Hunters and bird watchers fond of personal sound amplification products won’t see the devices face any extra government scrutiny this year after all.
House lawmakers approved the Food and Drug Administration Reauthorization Act of 2017 Wednesday without language redefining the hearing devices after Gun Owners of America and legislative Republicans characterized an earlier version of the bill as regulatory overreach.
“Today’s bill is critical because it will keep the innovation pipeline for cures, treatments and drugs open for patients,” said North Carolina Republican Rep. Richard Hudson in a press release Wednesday. “Additionally, it includes my language that protects hearing enhancers and devices used by hunters and bird watchers from potential bureaucratic government overreach. It’s a small win for common sense, our freedoms and our Second Amendment rights.”
The controversy began in March when Massachusetts Democratic Sen. Elizabeth Warren sponsored the Over-the-Counter Hearing Aid Act, a proposal to allow stores to sell hearing aids over-the-counter.
The devices as-is face intense FDA regulation, cost upwards of thousands of dollars and can be obtained via prescription only.
Warren said her bill would have fixed all that by creating a new class of over-the-counter hearing aids.

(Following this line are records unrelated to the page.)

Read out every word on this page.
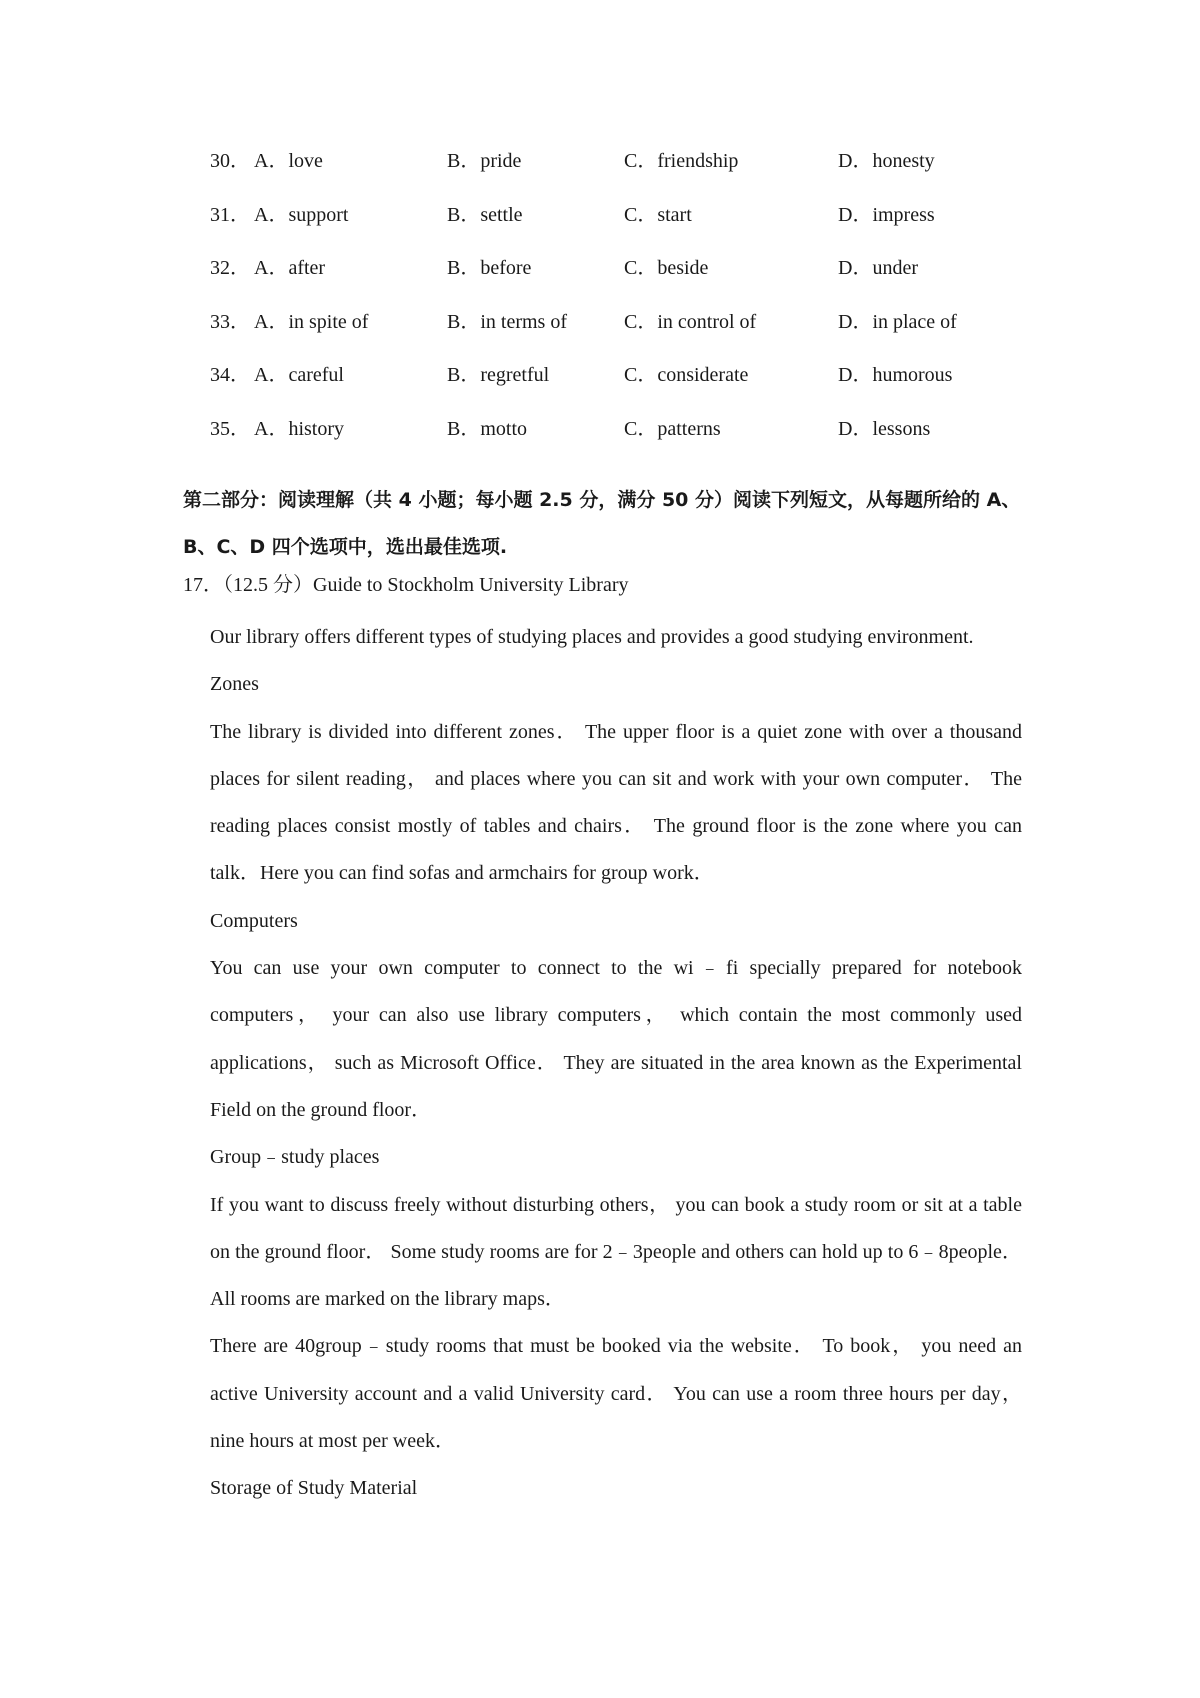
30． A．love	B．pride	C．friendship	D．honesty
31． A．support	B．settle	C．start	D．impress
32． A．after	B．before	C．beside	D．under
33． A．in spite of	B．in terms of	C．in control of	D．in place of
34． A．careful	B．regretful	C．considerate	D．humorous
35． A．history	B．motto	C．patterns	D．lessons

第二部分：阅读理解（共 4 小题；每小题 2.5 分，满分 50 分）阅读下列短文，从每题所给的 A、B、C、D 四个选项中，选出最佳选项.

17．（12.5 分）Guide to Stockholm University Library

Our library offers different types of studying places and provides a good studying environment.

Zones

The library is divided into different zones． The upper floor is a quiet zone with over a thousand places for silent reading， and places where you can sit and work with your own computer． The reading places consist mostly of tables and chairs． The ground floor is the zone where you can talk．Here you can find sofas and armchairs for group work．

Computers

You can use your own computer to connect to the wi﹣fi specially prepared for notebook computers， your can also use library computers， which contain the most commonly used applications， such as Microsoft Office． They are situated in the area known as the Experimental Field on the ground floor．

Group﹣study places

If you want to discuss freely without disturbing others， you can book a study room or sit at a table on the ground floor． Some study rooms are for 2﹣3people and others can hold up to 6﹣8people． All rooms are marked on the library maps．

There are 40group﹣study rooms that must be booked via the website． To book， you need an active University account and a valid University card． You can use a room three hours per day， nine hours at most per week．

Storage of Study Material
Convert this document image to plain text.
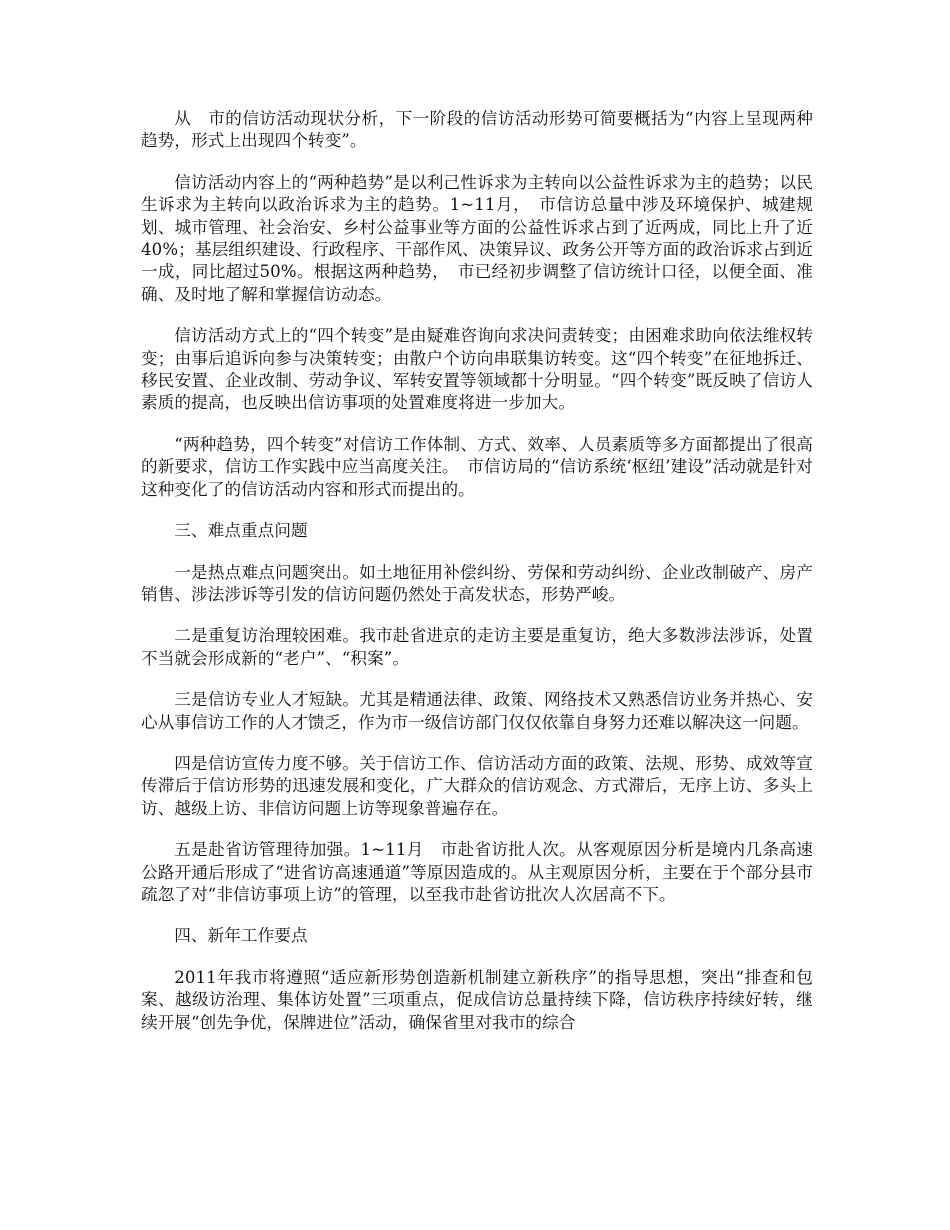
从　市的信访活动现状分析，下一阶段的信访活动形势可简要概括为“内容上呈现两种趋势，形式上出现四个转变”。

信访活动内容上的“两种趋势”是以利己性诉求为主转向以公益性诉求为主的趋势；以民生诉求为主转向以政治诉求为主的趋势。1~11月，　市信访总量中涉及环境保护、城建规划、城市管理、社会治安、乡村公益事业等方面的公益性诉求占到了近两成，同比上升了近40%；基层组织建设、行政程序、干部作风、决策异议、政务公开等方面的政治诉求占到近一成，同比超过50%。根据这两种趋势，　市已经初步调整了信访统计口径，以便全面、准确、及时地了解和掌握信访动态。

信访活动方式上的“四个转变”是由疑难咨询向求决问责转变；由困难求助向依法维权转变；由事后追诉向参与决策转变；由散户个访向串联集访转变。这“四个转变”在征地拆迁、移民安置、企业改制、劳动争议、军转安置等领域都十分明显。“四个转变”既反映了信访人素质的提高，也反映出信访事项的处置难度将进一步加大。

“两种趋势，四个转变”对信访工作体制、方式、效率、人员素质等多方面都提出了很高的新要求，信访工作实践中应当高度关注。　市信访局的“信访系统‘枢纽’建设”活动就是针对这种变化了的信访活动内容和形式而提出的。

三、难点重点问题

一是热点难点问题突出。如土地征用补偿纠纷、劳保和劳动纠纷、企业改制破产、房产销售、涉法涉诉等引发的信访问题仍然处于高发状态，形势严峻。

二是重复访治理较困难。我市赴省进京的走访主要是重复访，绝大多数涉法涉诉，处置不当就会形成新的“老户”、“积案”。

三是信访专业人才短缺。尤其是精通法律、政策、网络技术又熟悉信访业务并热心、安心从事信访工作的人才馈乏，作为市一级信访部门仅仅依靠自身努力还难以解决这一问题。

四是信访宣传力度不够。关于信访工作、信访活动方面的政策、法规、形势、成效等宣传滞后于信访形势的迅速发展和变化，广大群众的信访观念、方式滞后，无序上访、多头上访、越级上访、非信访问题上访等现象普遍存在。

五是赴省访管理待加强。1~11月　市赴省访批人次。从客观原因分析是境内几条高速公路开通后形成了“进省访高速通道”等原因造成的。从主观原因分析，主要在于个部分县市疏忽了对“非信访事项上访”的管理，以至我市赴省访批次人次居高不下。

四、新年工作要点

2011年我市将遵照“适应新形势创造新机制建立新秩序”的指导思想，突出“排查和包案、越级访治理、集体访处置”三项重点，促成信访总量持续下降，信访秩序持续好转，继续开展“创先争优，保牌进位”活动，确保省里对我市的综合
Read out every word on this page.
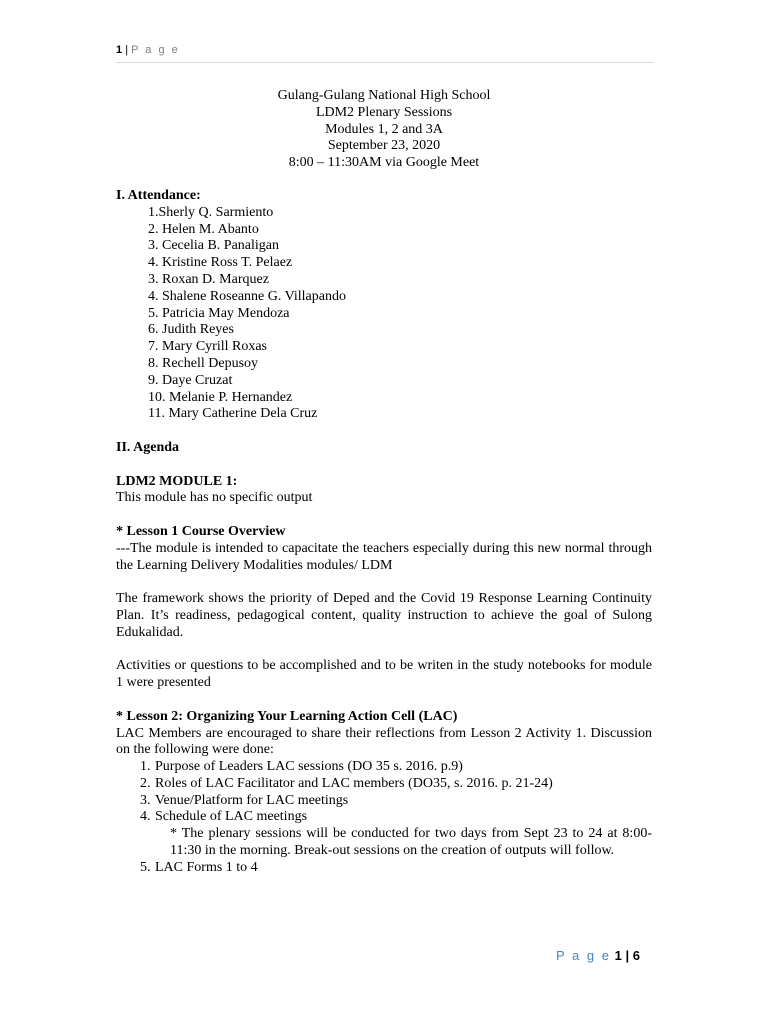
1 | P a g e
Gulang-Gulang National High School
LDM2 Plenary Sessions
Modules 1, 2 and 3A
September 23, 2020
8:00 – 11:30AM via Google Meet

I. Attendance:

1.Sherly Q. Sarmiento
2. Helen M. Abanto
3. Cecelia B. Panaligan
4. Kristine Ross T. Pelaez
3. Roxan D. Marquez
4. Shalene Roseanne G. Villapando
5. Patricia May Mendoza
6. Judith Reyes
7. Mary Cyrill Roxas
8. Rechell Depusoy
9. Daye Cruzat
10. Melanie P. Hernandez
11. Mary Catherine Dela Cruz

II. Agenda

LDM2 MODULE 1:

This module has no specific output

* Lesson 1 Course Overview

---The module is intended to capacitate the teachers especially during this new normal through the Learning Delivery Modalities modules/ LDM

The framework shows the priority of Deped and the Covid 19 Response Learning Continuity Plan. It’s readiness, pedagogical content, quality instruction to achieve the goal of Sulong Edukalidad.

Activities or questions to be accomplished and to be writen in the study notebooks for module 1 were presented

* Lesson 2: Organizing Your Learning Action Cell (LAC)

LAC Members are encouraged to share their reflections from Lesson 2 Activity 1. Discussion on the following were done:

1. Purpose of Leaders LAC sessions (DO 35 s. 2016. p.9)
2. Roles of LAC Facilitator and LAC members (DO35, s. 2016. p. 21-24)
3. Venue/Platform for LAC meetings
4. Schedule of LAC meetings

* The plenary sessions will be conducted for two days from Sept 23 to 24 at 8:00-11:30 in the morning. Break-out sessions on the creation of outputs will follow.

5. LAC Forms 1 to 4
P a g e 1 | 6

The proposal’s language also mandated the federal government reconsider the definition of Personal Sound Amplification Products, or PSAPs.
“Allowing hearing aids to be sold over the counter will help bring down costs and expand consumer choices so that millions more Americans can find affordable hearing aids,” Warren said in a March 20 press release. “This bill will loosen up outdated regulations and, with the right protections in place, let the market bring great products to Massachusetts residents at far lower costs.”
PSAPs — often found in the aisles of sporting goods stores and marketed toward hunters and bird watchers — by law can’t include wording on their labels or in advertisements suggesting the products serve as a low-cost replacement for hearing aids.
Warren’s bill would have changed all that, too, by subjecting PSAPs and the hunting industry to a host of new regulations, said Erich Pratt, executive director of Gun Owners of America.
“There’s a pretty good chance that these hunting devices would fall within Warren’s definition of ‘over-the-counter hearing aid.’ Which would mean that a new federal bureaucracy would be in charge of regulating hunting,” Pratt said in a letter addressed to the House Energy and Commerce Committee in May. “Were Warren less of an enemy of the Second Amendment, we might give more credibility to the argument that we were protected by the ‘perceived … hearing impairment’ language of the Warren bill. But she isn’t. So we don’t.”
Pratt pressed lawmakers to delete the amendment containing Warren’s bill from the FDA Reauthorization Act, insisting the senator only wanted to stymie the Second Amendment.
“In the past, anti-gun senators like Warren have used any pretext, however attenuated, to interfere with hunting and the exercise of Second Amendment rights,” he said. “And we can only interpret this legislative initiative to be the most recent of these.”
Nearly two dozen conservative organizations urged Senate Health Committee Chairman Lamar Alexander, R-Tennessee, to “oppose the bill at every turn” in a letter dated May 8 and signed by the Tea Party Nation, the Center for Freedom and Prosperity and the Conservative Leadership PAC, among others.
“All hearing loss isn’t the same. So doctors play an appropriate role in helping the patient find and tailor the right solution,” the letter says. “These medical hearing aids are not used for snooping or songbird listening. They are specifically tailored to the patient. The bottom line is that PSAPs are not medical hearing aids and they don’t need to be regulated like medical hearing aids.”
Alexander said Wednesday the current version of bill passed by the House represents an 18 month bipartisan and bicameral effort to draft meaningful — and passable — legislation.
“The Senate and the House have been working together in a bipartisan way for the last 18 months on these user fee agreements – and they are integral to helping the patients that rely on medical innovation,” he said. “I’m urging my colleagues to pass the user fees legislation as soon as possible.”